The scientific artist's "The Frameworks of Absence" pays tribute to the animals that have been erased off the earth by erasing them from acquired natural history lithographs. Ballengée cut the animals out of their illustrations and framed the empty outlines. The cut-out animals were then burned and placed in vials with labels that read "RIP."
The altered lithographs are currently on display at the Ronald Feldman Fine Arts booth in the Armory Show in New York City. They serve as a stark memorial for the animals that have ceased to exist. With their silhouettes on display, it's hard not feel their absence.
Ballengée explains on his website:
We are in the middle of a biodiversity crisis, often referred to as the Holocene or Sixth great extinction. Species are disappearing at upwards of a thousand times the natural rate. Hundreds, perhaps thousands of animals have disappeared from the Americas in recent centuries. Such extinctions started when the Europeans first colonized these new lands and have continued until today with recent losses like the Eastern cougar (2013), the Pinta Island Tortoise (2012), The Florida Fairy shrimp (2011) and many others.

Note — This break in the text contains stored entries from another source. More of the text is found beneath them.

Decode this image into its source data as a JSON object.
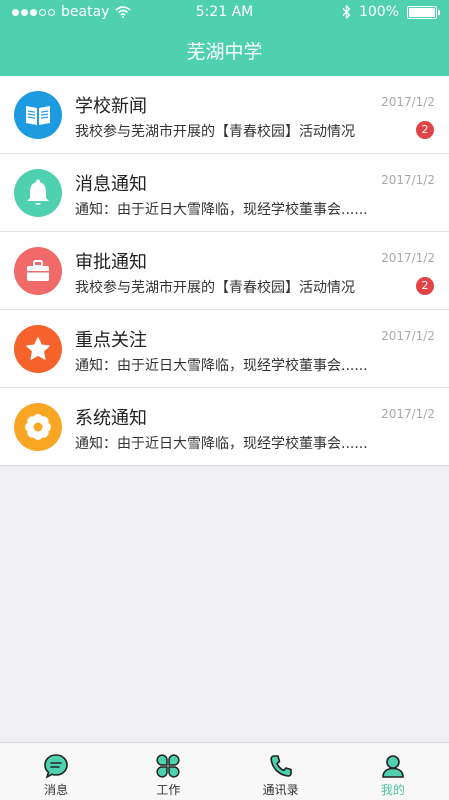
{
  "status_bar": {
    "carrier": "beatay",
    "time": "5:21 AM",
    "battery": "100%"
  },
  "header": {
    "title": "芜湖中学"
  },
  "items": [
    {
      "title": "学校新闻",
      "date": "2017/1/2",
      "subtitle": "我校参与芜湖市开展的【青春校园】活动情况",
      "badge": "2",
      "icon": "book-icon",
      "color": "#1e9ae0"
    },
    {
      "title": "消息通知",
      "date": "2017/1/2",
      "subtitle": "通知：由于近日大雪降临，现经学校董事会......",
      "badge": "",
      "icon": "bell-icon",
      "color": "#4fd1b0"
    },
    {
      "title": "审批通知",
      "date": "2017/1/2",
      "subtitle": "我校参与芜湖市开展的【青春校园】活动情况",
      "badge": "2",
      "icon": "briefcase-icon",
      "color": "#f06a6a"
    },
    {
      "title": "重点关注",
      "date": "2017/1/2",
      "subtitle": "通知：由于近日大雪降临，现经学校董事会......",
      "badge": "",
      "icon": "star-icon",
      "color": "#f5622b"
    },
    {
      "title": "系统通知",
      "date": "2017/1/2",
      "subtitle": "通知：由于近日大雪降临，现经学校董事会......",
      "badge": "",
      "icon": "flower-gear-icon",
      "color": "#f8a623"
    }
  ],
  "tabs": [
    {
      "label": "消息",
      "icon": "chat-icon"
    },
    {
      "label": "工作",
      "icon": "clover-icon"
    },
    {
      "label": "通讯录",
      "icon": "phone-icon"
    },
    {
      "label": "我的",
      "icon": "user-icon",
      "active": true
    }
  ]
}
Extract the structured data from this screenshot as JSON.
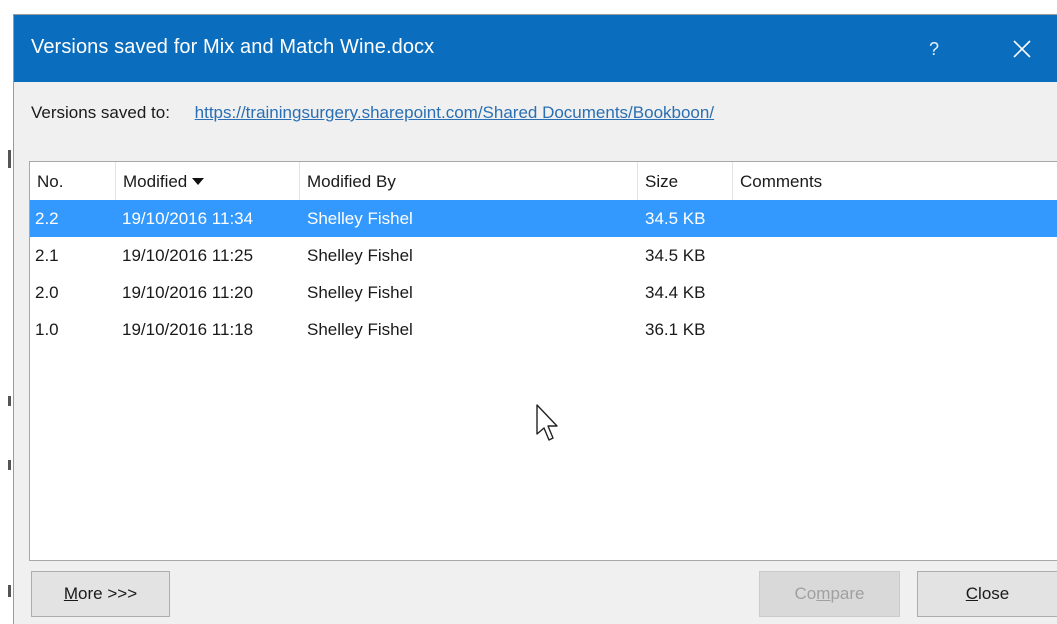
{
  "dialog": {
    "title": "Versions saved for Mix and Match Wine.docx",
    "help_label": "?",
    "saved_to_label": "Versions saved to:",
    "saved_to_url": "https://trainingsurgery.sharepoint.com/Shared Documents/Bookboon/"
  },
  "table": {
    "columns": [
      "No.",
      "Modified",
      "Modified By",
      "Size",
      "Comments"
    ],
    "sorted_column": "Modified",
    "sort_direction": "descending",
    "rows": [
      {
        "no": "2.2",
        "modified": "19/10/2016 11:34",
        "modified_by": "Shelley Fishel",
        "size": "34.5 KB",
        "comments": "",
        "selected": true
      },
      {
        "no": "2.1",
        "modified": "19/10/2016 11:25",
        "modified_by": "Shelley Fishel",
        "size": "34.5 KB",
        "comments": "",
        "selected": false
      },
      {
        "no": "2.0",
        "modified": "19/10/2016 11:20",
        "modified_by": "Shelley Fishel",
        "size": "34.4 KB",
        "comments": "",
        "selected": false
      },
      {
        "no": "1.0",
        "modified": "19/10/2016 11:18",
        "modified_by": "Shelley Fishel",
        "size": "36.1 KB",
        "comments": "",
        "selected": false
      }
    ]
  },
  "buttons": {
    "more": {
      "mnemonic": "M",
      "rest": "ore >>>"
    },
    "compare": {
      "pre": "Co",
      "mnemonic": "m",
      "rest": "pare",
      "enabled": false
    },
    "close": {
      "mnemonic": "C",
      "rest": "lose"
    }
  },
  "icons": {
    "close": "close-icon",
    "sort": "sort-descending-icon",
    "cursor": "mouse-pointer-icon"
  },
  "colors": {
    "titlebar": "#0a6dbd",
    "selection": "#3399ff",
    "link": "#2a6fb3",
    "dialog_bg": "#f0f0f0"
  }
}
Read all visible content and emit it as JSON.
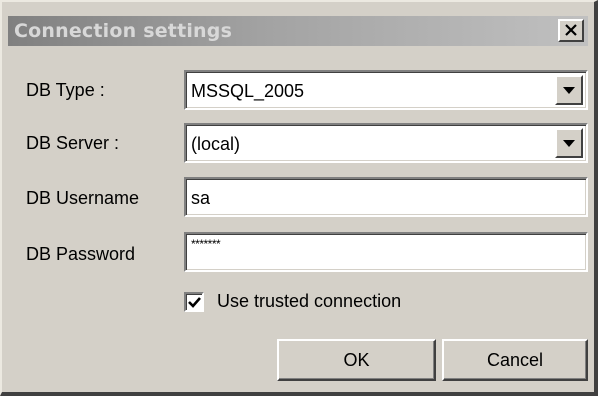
{
  "window": {
    "title": "Connection settings",
    "close_icon": "close-x-icon"
  },
  "form": {
    "db_type": {
      "label": "DB Type :",
      "value": "MSSQL_2005",
      "icon": "dropdown-arrow-icon"
    },
    "db_server": {
      "label": "DB Server :",
      "value": "(local)",
      "icon": "dropdown-arrow-icon"
    },
    "db_username": {
      "label": "DB Username",
      "value": "sa"
    },
    "db_password": {
      "label": "DB Password",
      "value": "*******"
    },
    "trusted": {
      "label": "Use trusted connection",
      "checked": true
    }
  },
  "buttons": {
    "ok": "OK",
    "cancel": "Cancel"
  },
  "colors": {
    "dialog_bg": "#d4d0c8",
    "title_gradient_start": "#808080",
    "title_gradient_end": "#c0c0c0",
    "field_bg": "#ffffff"
  }
}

The works currently on display are set up like a Victorian funeral. Each animal comes with an obituary that details the print's origin and how the animal went extinct. The walls are "Victorian" red to symbolize the destructive nature of man. “It’s this idea that was really born in the 19th century, that we could control nature,” he told Hyperallergic. “And as a result, we’re killing everything.”
Also in the booth is a video of the cremation process. The vials—or urns—filled with the cremated animals come with the prints; buyers are encouraged to spread the ashes symbolically.
"The Frameworks of Absence" is accompanied by The Book of the Dead, which comes in PDF form for download.